Entering edit mode
11.8 years ago
biorepine
★
1.5k
Hi,
I have 2 very straight forward questions.
- What exactly is fastqc "duplicated read" definition (reads having similar sequences ? or reads mapping to similar genomic locations or reads that have similar genomic start and ends ?)
- What does one do, if they see high duplication level like ~86% ? (re-sequence the samples ? or remove the duplicate reads and continue the analysis ? or keep all the reads and continue with the analysis ?)
Many thanx in advance
I do not have any experience with RNAseq, so I would not comment on 2) but for 1) FastQC does not do any mapping at all so it is rather "reads having similar sequences" which is correct.

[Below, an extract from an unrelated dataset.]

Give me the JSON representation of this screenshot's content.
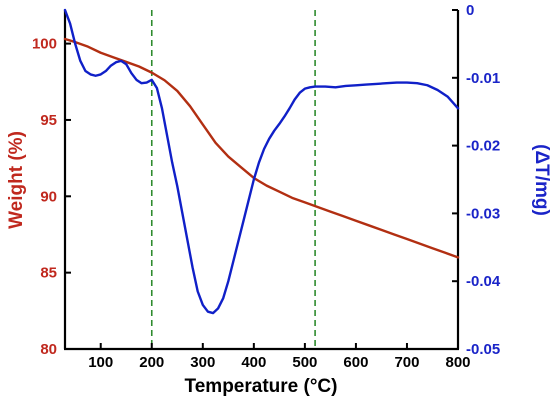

EDIT : Read this http://www.bioinformatics.babraham.ac.uk/projects/fastqc/Help/3%20Analysis%20Modules/9%20Duplicate%20Sequences.html
Try to extract the reads that have the highest duplication levels and then see to which transcripts they map. It might not be an artifact but just because there are a few transcripts that are very highly expressed in your sample. Also see How To Extract And Quantify Duplicated Rna-Seq Reads? and Duplicated Reads In Rna-Seq Experiment thread
@Isran: This RNA-Seq is polyA+ so it is very unlikely that most of the duplicate reads maps to few genes. I think this duplication problem is very common in non polyA+ type and the threads are also referring to the same.
Ok, then I misunderstood the matter :-( i know rRNA does not have polyA-tail but all other mRNA does right? Then way is it still not possible?